Sen. Tom Harkin (D-Iowa), in a floor speech Monday, called for expanding electric and natural gas vehicles legislation slated to come up for a procedural vote during the lame-duck session to encourage the use of ethanol. While he said he would vote for cloture on the bill, he warned that he would oppose the bill on a final vote if provisions to encourage biofuels are not added.
Harkin’s comments are certain to rankle environmentalists and many in the oil industry, who have criticized a recent decision by the Environmental Protection Agency to allow higher blends of ethanol in newer vehicles, citing greenhouse gas concerns and ethanol’s impact on engines.
“What’s missing from this bill is any mention of biofuels and what biofuels can contribute to our energy independence in this country,” Harkin, one of the most outspoken proponents of biofuels, said on the Senate floor Monday.

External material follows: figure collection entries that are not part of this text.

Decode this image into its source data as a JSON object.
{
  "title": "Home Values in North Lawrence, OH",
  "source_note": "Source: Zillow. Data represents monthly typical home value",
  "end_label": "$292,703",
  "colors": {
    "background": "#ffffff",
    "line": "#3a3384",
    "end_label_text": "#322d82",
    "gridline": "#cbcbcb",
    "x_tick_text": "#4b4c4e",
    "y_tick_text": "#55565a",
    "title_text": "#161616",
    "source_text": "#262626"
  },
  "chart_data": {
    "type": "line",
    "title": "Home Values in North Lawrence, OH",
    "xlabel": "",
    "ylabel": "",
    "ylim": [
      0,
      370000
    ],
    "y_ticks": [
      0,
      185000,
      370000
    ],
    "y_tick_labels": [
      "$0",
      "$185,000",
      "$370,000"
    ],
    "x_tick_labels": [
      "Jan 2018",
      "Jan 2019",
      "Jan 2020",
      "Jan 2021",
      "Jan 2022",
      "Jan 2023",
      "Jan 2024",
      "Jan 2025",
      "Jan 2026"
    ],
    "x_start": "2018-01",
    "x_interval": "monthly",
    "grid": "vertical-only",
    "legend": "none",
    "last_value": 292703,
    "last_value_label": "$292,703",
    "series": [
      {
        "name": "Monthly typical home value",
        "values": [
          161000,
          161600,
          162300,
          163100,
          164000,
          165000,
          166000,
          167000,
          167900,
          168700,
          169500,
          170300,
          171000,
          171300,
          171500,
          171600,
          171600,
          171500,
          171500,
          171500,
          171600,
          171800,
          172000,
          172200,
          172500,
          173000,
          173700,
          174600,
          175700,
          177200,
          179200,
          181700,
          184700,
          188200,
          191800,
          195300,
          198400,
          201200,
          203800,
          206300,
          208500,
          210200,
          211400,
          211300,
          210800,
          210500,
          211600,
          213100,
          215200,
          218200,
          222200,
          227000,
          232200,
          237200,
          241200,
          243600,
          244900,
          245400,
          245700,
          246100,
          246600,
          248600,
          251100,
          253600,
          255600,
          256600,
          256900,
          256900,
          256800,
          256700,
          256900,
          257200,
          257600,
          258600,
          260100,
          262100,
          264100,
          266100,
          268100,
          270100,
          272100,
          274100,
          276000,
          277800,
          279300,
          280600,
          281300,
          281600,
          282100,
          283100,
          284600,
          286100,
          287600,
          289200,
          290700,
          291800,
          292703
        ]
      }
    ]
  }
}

So, while I most certainly will vote for a motion to proceed because I think we should proceed to it, I’ll say at the outset that major changes will need to be made to this bill before it can earn my support on final passage.
Harkin also argued that expanding ethanol use would be cheaper than encouraging natural gas vehicles because it would require fewer infrastructure investments.
But natural gas, every station would have to put in a big compressed tank under a lot of pressure. That would then have to be transferred to a compressed tank, a very strong tank in your car. There would have to be some sort of nozzle to do that. It wouldn’t just be having to put gasoline in an engine. So a whole new infrastructure would have to be built to accomplish this. No new infrastructure would have to be built to put biofuels in your car.
Harkin specifically called for provisions in the bill that would increase the number of flex-fuel vehicles and expand the number of biofuels fueling stations and pipelines.